La fine dell'estate è stata piuttosto movimentata, ma non ha fornito chiarezza sulla situazione macroeconomica. La giuria non è ancora in grado di esprimersi con certezza sugli scenari futuri legati al continuo declino dell'attività industriale: finirà per trascinare l'economia globale in una qualche forma di recessione oppure i consumi delle famiglie e il sostegno delle banche centrali manterranno a galla la crescita nei prossimi mesi?
Nelle ultime settimane potrebbero addirittura essere emerse altre condizioni di incertezza. In primo luogo, agli investitori è stata ricordata la situazione altamente volatile in Medio Oriente e la sensibilità dei prezzi dell'energia agli sviluppi geopolitici della regione.

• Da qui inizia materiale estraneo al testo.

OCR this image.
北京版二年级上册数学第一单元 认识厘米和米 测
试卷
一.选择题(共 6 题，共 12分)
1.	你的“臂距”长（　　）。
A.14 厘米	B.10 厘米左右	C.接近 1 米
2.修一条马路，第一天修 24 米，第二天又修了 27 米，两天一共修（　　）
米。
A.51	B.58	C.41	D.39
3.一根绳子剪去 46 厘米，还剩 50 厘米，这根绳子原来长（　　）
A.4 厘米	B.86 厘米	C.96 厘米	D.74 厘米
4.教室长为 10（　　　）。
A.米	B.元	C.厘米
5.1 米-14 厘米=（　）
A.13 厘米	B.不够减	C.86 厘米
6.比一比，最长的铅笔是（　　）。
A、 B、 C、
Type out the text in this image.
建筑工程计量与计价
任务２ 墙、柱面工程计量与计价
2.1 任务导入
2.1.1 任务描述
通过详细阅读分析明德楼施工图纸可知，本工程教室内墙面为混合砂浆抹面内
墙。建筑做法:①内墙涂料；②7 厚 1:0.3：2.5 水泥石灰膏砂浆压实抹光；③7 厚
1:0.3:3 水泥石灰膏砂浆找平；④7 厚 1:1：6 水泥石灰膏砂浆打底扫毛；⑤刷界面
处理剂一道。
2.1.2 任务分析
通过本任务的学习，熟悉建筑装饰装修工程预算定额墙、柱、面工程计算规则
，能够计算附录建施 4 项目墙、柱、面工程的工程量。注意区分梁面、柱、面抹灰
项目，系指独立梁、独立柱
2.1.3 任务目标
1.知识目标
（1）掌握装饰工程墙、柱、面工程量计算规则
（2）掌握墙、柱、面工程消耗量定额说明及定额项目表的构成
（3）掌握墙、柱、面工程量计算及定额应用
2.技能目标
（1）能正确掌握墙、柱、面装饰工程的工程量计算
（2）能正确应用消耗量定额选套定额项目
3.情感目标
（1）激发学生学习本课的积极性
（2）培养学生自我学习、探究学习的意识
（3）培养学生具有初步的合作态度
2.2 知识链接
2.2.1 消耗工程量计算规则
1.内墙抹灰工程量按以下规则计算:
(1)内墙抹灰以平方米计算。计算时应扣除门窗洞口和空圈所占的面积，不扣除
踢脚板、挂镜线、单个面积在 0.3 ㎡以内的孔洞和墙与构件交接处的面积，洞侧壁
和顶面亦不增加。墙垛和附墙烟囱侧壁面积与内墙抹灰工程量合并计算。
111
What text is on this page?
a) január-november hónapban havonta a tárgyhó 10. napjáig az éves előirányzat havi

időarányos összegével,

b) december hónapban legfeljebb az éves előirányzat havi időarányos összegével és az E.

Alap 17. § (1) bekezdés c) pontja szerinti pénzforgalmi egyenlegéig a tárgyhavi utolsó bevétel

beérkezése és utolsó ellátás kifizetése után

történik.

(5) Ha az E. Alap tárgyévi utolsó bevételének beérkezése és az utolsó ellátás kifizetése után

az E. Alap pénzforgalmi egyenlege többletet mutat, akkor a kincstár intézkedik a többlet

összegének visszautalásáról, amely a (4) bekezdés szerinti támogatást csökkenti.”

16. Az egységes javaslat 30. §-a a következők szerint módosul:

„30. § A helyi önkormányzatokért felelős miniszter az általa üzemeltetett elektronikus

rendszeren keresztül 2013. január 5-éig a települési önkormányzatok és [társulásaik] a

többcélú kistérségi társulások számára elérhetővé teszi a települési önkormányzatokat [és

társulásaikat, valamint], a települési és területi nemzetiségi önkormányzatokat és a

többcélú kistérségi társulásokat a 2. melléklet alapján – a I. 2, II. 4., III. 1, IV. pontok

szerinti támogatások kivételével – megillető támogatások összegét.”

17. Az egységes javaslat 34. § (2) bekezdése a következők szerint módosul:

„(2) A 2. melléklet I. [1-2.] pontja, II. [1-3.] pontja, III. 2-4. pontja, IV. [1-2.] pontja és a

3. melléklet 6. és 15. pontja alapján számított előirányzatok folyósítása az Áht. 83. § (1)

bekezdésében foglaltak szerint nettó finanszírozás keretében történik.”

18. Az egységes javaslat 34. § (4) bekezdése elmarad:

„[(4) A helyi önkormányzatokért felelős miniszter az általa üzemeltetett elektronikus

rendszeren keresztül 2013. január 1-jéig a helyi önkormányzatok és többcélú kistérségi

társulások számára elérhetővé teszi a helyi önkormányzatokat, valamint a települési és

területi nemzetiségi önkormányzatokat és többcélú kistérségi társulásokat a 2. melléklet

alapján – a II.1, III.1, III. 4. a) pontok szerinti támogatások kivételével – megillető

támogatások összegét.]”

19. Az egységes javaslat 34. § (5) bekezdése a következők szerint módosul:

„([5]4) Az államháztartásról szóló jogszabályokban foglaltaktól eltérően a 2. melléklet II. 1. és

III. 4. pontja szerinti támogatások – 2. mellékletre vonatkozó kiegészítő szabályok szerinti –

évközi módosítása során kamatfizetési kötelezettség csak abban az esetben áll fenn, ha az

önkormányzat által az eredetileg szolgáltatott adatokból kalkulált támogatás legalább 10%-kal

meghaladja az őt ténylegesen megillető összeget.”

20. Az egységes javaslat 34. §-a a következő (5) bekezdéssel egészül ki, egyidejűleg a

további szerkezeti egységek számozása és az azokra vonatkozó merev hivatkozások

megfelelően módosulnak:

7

In secondo luogo, mentre la Fed e la BCE hanno entrambe, senza sorpresa, annunciato ulteriori misure per favorire un allentamento delle condizioni di credito, sono emersi inaspettati dissensi all'interno delle due istituzioni sulla validità di queste azioni. Un numero significativo di membri di entrambe le istituzioni si è dichiarato apertamente contrario alle decisioni prese nel mese di settembre, al punto da causare le dimissioni di un membro del Consiglio direttivo della BCE, e per due volte è stata espressa una votazione contraria al taglio dei tassi tra i 10 membri votanti della Fed. L'incertezza sulle prospettive economiche ha portato a crepe nel consenso prevalente sulla necessità di utilizzare la politica monetaria per rispondere alla bassa crescita e all'inflazione.
Un altro elemento di consenso dell'ultimo decennio è sempre più contestato: l'equilibrio fiscale. Un coro crescente di voci chiede un uso più attivo della politica fiscale, soprattutto nel contesto di tassi (molto) bassi per un periodo di tempo (molto) lungo. Dalla Germania ortodossa dal punto di vista fiscale al Regno Unito afflitto dalle incertezze sulla Brexit, dai primi dibattiti sulla campagna presidenziale americana al Giappone, il dibattito sulla spesa pubblica sta guadagnando terreno come potenziale soluzione per affrontare il rallentamento della crescita economica, le crescenti disuguaglianze e le questioni ambientali.
Le prospettive sono per definizione incerte e rappresentano l'essenza stessa degli investimenti. La natura umana (e la buona performance da inizio anno) può attualmente rendere gli investitori più sensibili a notizie negative e rischi di ribasso concreti: la caduta libera dell'attività industriale, i tentativi di ribellione "aggressiva" nelle banche centrali, i rischi geopolitici... Tuttavia occorre prendere in considerazione anche la resistenza della domanda finale nelle economie sviluppate, i tassi ridotti, il potenziale sostegno alla politica fiscale e il fatto che i prezzi dei mercati finanziari indichino già una significativa debolezza economica. Per il momento, questa situazione giustifica ancora il mantenimento di un posizionamento equilibrato nei portafogli. Una linea sottile da percorrere, certamente, ma forse l'unico modo per evitare di rimanere spiazzati quando le prospettive diventeranno meno incerte.